Kastrup Glasværk was a Danish glassworks located in Copenhagen, Denmark. Kastrup Glasværk was also the parent company of Hellerup Glasværk, De forenede Glasværker in Odense and Aarhus Glasværk in Aarhus.

==History==
Kastrup Glasværk was founded on 12 October 1847 by Christian Conrad Sophus Danneskiold-Samsøe (1800-1886). He had inherited Holmegaard glassworks at Næstved from his mother Henriette Danneskiold-Samsøe in 1843. The company was converted into an aktieselskab in 1873. In 1881, the company acquired Tuborg Fabrikers Glasværk, whose name was subsequently changed to Hellerup Glasværk. In 1883, the company also took over Godthaab Glasværk in Helsingør. In 1907, Kastrup Glasværk acquired A/S De forenede Glasværker in Odense and Frederiksberg Glasværk. A/S De forenede Glasværker comprised Fyns Glasværk in Odense (founded on 11 June 1874) and Aarhus Glasværk in Aarhus (founded 1898). In 1918, Aalborg Glasværk in Aalborg (founded in 1853) was acquired.

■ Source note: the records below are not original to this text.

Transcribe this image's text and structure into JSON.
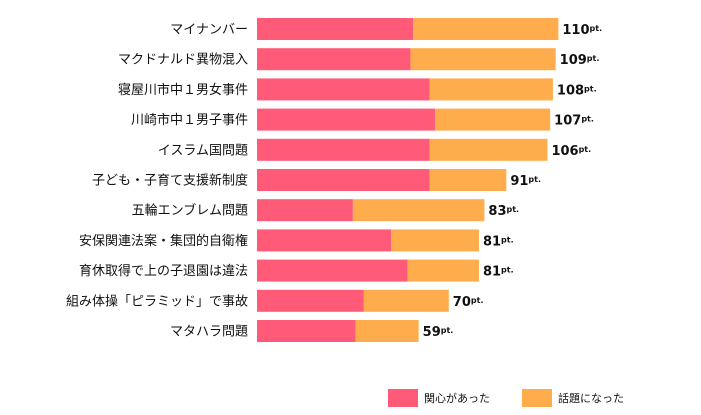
{
  "chart_data": {
    "type": "bar",
    "orientation": "horizontal",
    "stacked": true,
    "categories": [
      "マイナンバー",
      "マクドナルド異物混入",
      "寝屋川市中１男女事件",
      "川崎市中１男子事件",
      "イスラム国問題",
      "子ども・子育て支援新制度",
      "五輪エンブレム問題",
      "安保関連法案・集団的自衛権",
      "育休取得で上の子退園は違法",
      "組み体操「ピラミッド」で事故",
      "マタハラ問題"
    ],
    "series": [
      {
        "name": "関心があった",
        "color": "#ff5a78",
        "values": [
          57,
          56,
          63,
          65,
          63,
          63,
          35,
          49,
          55,
          39,
          36
        ]
      },
      {
        "name": "話題になった",
        "color": "#ffad4c",
        "values": [
          53,
          53,
          45,
          42,
          43,
          28,
          48,
          32,
          26,
          31,
          23
        ]
      }
    ],
    "totals": [
      110,
      109,
      108,
      107,
      106,
      91,
      83,
      81,
      81,
      70,
      59
    ],
    "unit": "pt.",
    "xlim": [
      0,
      110
    ],
    "grid": false,
    "legend_position": "bottom-right"
  }
}
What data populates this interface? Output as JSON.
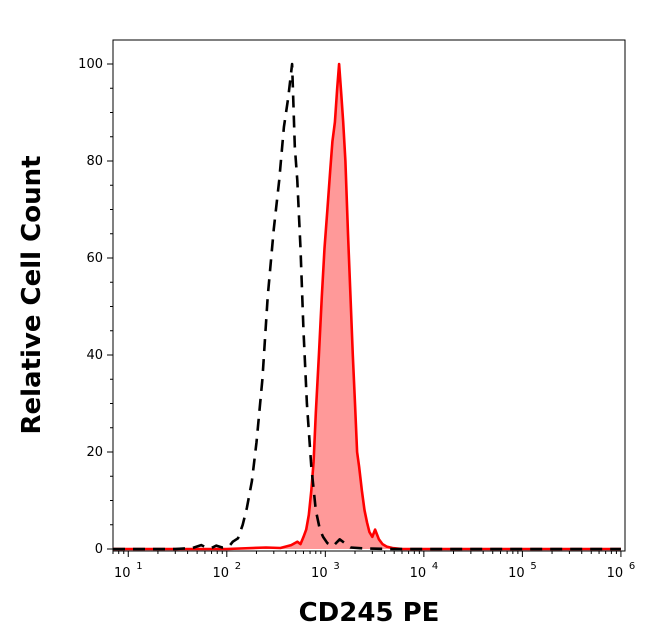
{
  "chart_data": {
    "type": "area",
    "xlabel": "CD245 PE",
    "ylabel": "Relative Cell Count",
    "xscale": "log",
    "xlim": [
      7,
      1100000
    ],
    "ylim": [
      0,
      100
    ],
    "grid": false,
    "legend": "none",
    "x_ticks": [
      {
        "value": 10,
        "base": "10",
        "exp": "1"
      },
      {
        "value": 100,
        "base": "10",
        "exp": "2"
      },
      {
        "value": 1000,
        "base": "10",
        "exp": "3"
      },
      {
        "value": 10000,
        "base": "10",
        "exp": "4"
      },
      {
        "value": 100000,
        "base": "10",
        "exp": "5"
      },
      {
        "value": 1000000,
        "base": "10",
        "exp": "6"
      }
    ],
    "y_ticks": [
      0,
      20,
      40,
      60,
      80,
      100
    ],
    "series": [
      {
        "style": "dashed",
        "color": "#000000",
        "fill": "none",
        "x": [
          7,
          30,
          45,
          55,
          62,
          70,
          78,
          90,
          105,
          115,
          130,
          145,
          160,
          180,
          200,
          230,
          260,
          300,
          340,
          380,
          420,
          460,
          490,
          520,
          560,
          600,
          650,
          720,
          800,
          880,
          950,
          1050,
          1200,
          1400,
          1800,
          2500,
          5000,
          10000,
          100000,
          1000000
        ],
        "y": [
          0,
          0,
          0.2,
          0.8,
          0.3,
          0.2,
          0.7,
          0.3,
          0.5,
          1.5,
          2.2,
          5.0,
          8.5,
          14.0,
          22.0,
          35.0,
          52.0,
          66.0,
          76.0,
          87.0,
          93.0,
          100.0,
          83.0,
          76.0,
          62.0,
          45.0,
          30.0,
          17.0,
          8.0,
          4.0,
          2.5,
          1.2,
          0.6,
          2.0,
          0.3,
          0.1,
          0,
          0,
          0,
          0
        ]
      },
      {
        "style": "solid",
        "color": "#ff0000",
        "fill": "#ff9999",
        "x": [
          7,
          100,
          250,
          350,
          450,
          520,
          560,
          600,
          640,
          680,
          720,
          760,
          800,
          860,
          920,
          980,
          1050,
          1120,
          1180,
          1250,
          1320,
          1380,
          1450,
          1520,
          1600,
          1700,
          1800,
          1900,
          2000,
          2100,
          2200,
          2350,
          2500,
          2650,
          2800,
          3000,
          3200,
          3500,
          3800,
          4200,
          4800,
          6000,
          10000,
          100000,
          1000000
        ],
        "y": [
          0,
          0,
          0.3,
          0.2,
          0.8,
          1.5,
          1.0,
          2.5,
          4.0,
          7.0,
          12.0,
          18.0,
          28.0,
          40.0,
          52.0,
          62.0,
          70.0,
          78.0,
          84.0,
          88.0,
          95.0,
          100.0,
          94.0,
          88.0,
          80.0,
          65.0,
          52.0,
          40.0,
          30.0,
          20.0,
          17.0,
          12.0,
          8.0,
          5.5,
          3.5,
          2.5,
          4.0,
          2.0,
          1.0,
          0.5,
          0.2,
          0,
          0,
          0,
          0
        ]
      }
    ]
  }
}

In 1965, Kastrup Glasværk merged with Holmegaard under the name Kastrup og Holmegaards Glasværker A/S. The principal shareholders were Carlsberg Group, De forenede Bryggerier and Elisabeth Lassen who had inherited Holmegaard from her father (Count Aage Danneskiold-Samsøe) in 1945. The merged company had about 1,935 employees and a total production of about 102,000 tonnes. Production ceased in 1979.

==Headquarters==
Kastrup Glasværk was from 1892 headquartered at Nørre Voldgade 12 in central Copenhagen. The Historicist building was designed by the architect Philip Smidth. The company name is still seen on the facade. The building is now home to Teknisk Landsforbund.

==Products==
Kastrup Glasværk was initially a manufacturer of bottles. The production was automated in 1912. The company later also began to manufacture other products such as drinking glasses, tableware, flasks, bell jars and light fixtures.